As for their tools for rational thinking… Some of them sound right, some sound wrong, it’s very hard to tell the difference on sight, and even when they’re right in the details, there’s something wrong about how they’re put together. And the way they say to do things manufactures a giant blind spot pointed at exactly why they are wrong. I don’t know if that blind spot is part of the manipulation, or if it’s because each person who helped originate that stuff had the blind spot themselves and it got built into their system of thinking by accident.
But none of what I say would stand up to a conversation on their terms. And I’m not willing to have conversations on those terms anyway. I don’t mind if people don’t believe me, they don’t have to believe me. But there’s just… something about the entire method and tone and attitude that my previous conversations with therm have been forced into, that I heartily detest.
But despite my dislike of the whole thing, I would like it if they talked in plain English or had translated their main stuff into plain English. One other thing I’ve disliked about it is the fact that they pretty much make their content inaccessible to cognitively disabled people and people without extensive education and vocabularies.
I actually have a different friend who had taught me a great deal about rational thinking and its place in the world. But:
1. There’s zero manipulation attached.
2. Any resemblance to what they’re doing is superficial.
3. Conclusions reached are not always, or even often, the conclusions they tend to reach with their methods of thinking.
I would describe it, but it’s more things I use, not things I can pull out of my mind at will, all at once, and then describe.

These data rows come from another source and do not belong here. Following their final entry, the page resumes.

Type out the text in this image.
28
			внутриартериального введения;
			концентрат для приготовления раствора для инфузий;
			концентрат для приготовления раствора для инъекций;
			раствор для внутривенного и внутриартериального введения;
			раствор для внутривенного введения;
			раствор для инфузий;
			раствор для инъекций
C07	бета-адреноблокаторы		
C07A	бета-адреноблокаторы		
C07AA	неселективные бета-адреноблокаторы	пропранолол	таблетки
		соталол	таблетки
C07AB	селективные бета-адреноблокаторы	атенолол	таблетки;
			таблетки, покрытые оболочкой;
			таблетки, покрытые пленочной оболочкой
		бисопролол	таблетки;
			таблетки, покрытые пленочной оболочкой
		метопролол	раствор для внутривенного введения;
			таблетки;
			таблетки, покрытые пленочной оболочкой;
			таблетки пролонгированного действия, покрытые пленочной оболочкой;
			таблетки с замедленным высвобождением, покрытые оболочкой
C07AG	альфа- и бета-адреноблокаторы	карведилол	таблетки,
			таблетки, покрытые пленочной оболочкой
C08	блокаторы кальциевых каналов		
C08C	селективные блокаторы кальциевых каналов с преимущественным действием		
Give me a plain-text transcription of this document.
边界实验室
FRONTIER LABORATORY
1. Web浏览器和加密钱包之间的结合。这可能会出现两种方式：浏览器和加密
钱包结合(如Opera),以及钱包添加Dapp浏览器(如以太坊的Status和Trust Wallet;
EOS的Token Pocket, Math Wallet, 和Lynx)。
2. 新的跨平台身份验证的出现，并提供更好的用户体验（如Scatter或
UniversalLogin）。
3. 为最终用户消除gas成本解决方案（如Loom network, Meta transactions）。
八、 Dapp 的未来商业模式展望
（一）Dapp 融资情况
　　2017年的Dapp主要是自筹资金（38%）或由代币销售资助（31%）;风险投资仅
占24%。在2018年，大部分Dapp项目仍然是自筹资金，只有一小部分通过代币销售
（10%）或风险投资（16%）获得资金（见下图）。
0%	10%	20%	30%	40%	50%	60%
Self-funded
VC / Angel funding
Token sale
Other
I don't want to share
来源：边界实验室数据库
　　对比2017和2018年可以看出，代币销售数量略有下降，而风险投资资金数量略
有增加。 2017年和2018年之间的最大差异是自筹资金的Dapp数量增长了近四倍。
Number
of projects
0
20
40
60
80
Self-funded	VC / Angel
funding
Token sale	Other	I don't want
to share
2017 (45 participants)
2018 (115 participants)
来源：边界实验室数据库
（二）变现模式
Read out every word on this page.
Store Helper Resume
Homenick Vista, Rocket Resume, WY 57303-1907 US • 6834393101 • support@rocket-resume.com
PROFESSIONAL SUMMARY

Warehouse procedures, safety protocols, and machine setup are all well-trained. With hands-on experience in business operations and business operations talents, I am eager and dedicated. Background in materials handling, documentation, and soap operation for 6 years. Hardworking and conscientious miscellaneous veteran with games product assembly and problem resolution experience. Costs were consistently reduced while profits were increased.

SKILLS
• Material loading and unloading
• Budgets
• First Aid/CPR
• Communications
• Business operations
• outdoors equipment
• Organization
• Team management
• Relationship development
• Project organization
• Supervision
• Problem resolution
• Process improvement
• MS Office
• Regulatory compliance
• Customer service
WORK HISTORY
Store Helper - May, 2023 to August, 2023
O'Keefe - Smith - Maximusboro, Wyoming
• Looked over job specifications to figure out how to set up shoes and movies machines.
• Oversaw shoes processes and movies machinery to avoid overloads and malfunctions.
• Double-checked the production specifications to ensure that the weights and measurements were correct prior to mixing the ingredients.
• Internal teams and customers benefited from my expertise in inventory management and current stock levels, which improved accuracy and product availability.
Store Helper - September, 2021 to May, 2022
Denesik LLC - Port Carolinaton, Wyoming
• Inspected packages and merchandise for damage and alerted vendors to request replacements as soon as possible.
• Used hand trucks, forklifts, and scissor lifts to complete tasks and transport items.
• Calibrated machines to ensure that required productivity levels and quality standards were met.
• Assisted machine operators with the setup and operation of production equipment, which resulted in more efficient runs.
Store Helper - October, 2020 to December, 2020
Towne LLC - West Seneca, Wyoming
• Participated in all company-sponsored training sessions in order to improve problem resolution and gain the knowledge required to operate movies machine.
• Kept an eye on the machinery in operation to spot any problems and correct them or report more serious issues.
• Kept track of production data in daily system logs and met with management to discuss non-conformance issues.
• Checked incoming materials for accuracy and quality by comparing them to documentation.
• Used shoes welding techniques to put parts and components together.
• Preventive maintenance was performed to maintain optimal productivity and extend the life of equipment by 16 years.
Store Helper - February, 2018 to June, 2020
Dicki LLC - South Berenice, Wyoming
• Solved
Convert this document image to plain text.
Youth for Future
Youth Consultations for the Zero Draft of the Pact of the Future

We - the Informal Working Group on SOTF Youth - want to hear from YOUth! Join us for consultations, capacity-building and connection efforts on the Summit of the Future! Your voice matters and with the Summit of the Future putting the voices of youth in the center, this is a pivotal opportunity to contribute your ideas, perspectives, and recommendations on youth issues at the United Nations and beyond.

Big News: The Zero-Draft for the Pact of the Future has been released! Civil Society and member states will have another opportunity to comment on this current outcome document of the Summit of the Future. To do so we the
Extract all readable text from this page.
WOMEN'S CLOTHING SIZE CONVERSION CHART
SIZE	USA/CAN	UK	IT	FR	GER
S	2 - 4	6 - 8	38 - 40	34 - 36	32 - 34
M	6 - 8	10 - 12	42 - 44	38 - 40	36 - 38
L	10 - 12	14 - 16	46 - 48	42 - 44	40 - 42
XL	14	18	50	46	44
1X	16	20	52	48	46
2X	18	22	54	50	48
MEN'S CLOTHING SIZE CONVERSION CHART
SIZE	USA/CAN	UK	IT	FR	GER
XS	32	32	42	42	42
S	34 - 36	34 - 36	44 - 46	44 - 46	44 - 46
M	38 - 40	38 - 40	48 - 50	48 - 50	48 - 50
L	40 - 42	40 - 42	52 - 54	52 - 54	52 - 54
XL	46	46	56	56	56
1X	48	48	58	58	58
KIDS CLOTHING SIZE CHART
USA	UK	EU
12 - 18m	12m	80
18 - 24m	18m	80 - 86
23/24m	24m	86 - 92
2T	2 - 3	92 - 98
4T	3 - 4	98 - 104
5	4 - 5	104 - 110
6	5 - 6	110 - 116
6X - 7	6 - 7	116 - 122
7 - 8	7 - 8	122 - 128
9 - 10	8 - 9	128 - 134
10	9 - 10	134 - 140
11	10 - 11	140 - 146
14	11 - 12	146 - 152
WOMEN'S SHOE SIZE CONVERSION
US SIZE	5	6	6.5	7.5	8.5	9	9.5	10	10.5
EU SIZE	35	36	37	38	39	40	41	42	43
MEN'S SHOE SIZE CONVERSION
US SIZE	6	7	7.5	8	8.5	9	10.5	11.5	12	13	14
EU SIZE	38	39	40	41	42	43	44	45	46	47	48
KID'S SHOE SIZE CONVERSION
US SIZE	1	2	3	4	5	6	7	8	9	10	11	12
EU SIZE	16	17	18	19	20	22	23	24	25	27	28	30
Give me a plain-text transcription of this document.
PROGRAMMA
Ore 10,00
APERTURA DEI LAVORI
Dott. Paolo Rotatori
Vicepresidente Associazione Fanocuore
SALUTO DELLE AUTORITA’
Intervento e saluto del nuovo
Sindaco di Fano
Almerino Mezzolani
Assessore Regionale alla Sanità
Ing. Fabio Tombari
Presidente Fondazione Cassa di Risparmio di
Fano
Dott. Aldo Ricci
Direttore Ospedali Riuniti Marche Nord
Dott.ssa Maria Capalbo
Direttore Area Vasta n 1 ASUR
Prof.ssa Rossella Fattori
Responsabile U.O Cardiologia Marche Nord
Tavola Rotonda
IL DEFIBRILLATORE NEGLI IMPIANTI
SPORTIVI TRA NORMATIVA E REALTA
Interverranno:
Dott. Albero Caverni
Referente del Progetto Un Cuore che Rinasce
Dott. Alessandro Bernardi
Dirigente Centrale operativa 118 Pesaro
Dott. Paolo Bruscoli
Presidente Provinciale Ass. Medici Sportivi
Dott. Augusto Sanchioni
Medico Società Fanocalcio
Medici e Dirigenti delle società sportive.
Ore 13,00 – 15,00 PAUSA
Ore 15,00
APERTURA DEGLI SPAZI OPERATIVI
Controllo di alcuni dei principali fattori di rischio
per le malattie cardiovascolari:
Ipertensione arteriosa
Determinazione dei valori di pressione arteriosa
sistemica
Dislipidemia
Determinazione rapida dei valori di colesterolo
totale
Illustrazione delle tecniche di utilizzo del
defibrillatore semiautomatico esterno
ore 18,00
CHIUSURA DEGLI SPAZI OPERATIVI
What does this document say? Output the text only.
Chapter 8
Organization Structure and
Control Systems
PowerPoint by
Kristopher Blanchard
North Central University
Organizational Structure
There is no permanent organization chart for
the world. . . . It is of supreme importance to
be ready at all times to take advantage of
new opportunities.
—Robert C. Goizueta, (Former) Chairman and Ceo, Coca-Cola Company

But comparing the two is one reason I’m aware of the differences between anything I’d call rationality, and what they are doing. Also big differences between what I’d call rationality, and in general what that particular type of well off white guys is attracted to in what they call rationality.
I’m sorry for my vagueness and I don’t expect anyone to believe me. I’m just writing about stuff that’s hard to put words around, in the best way I can.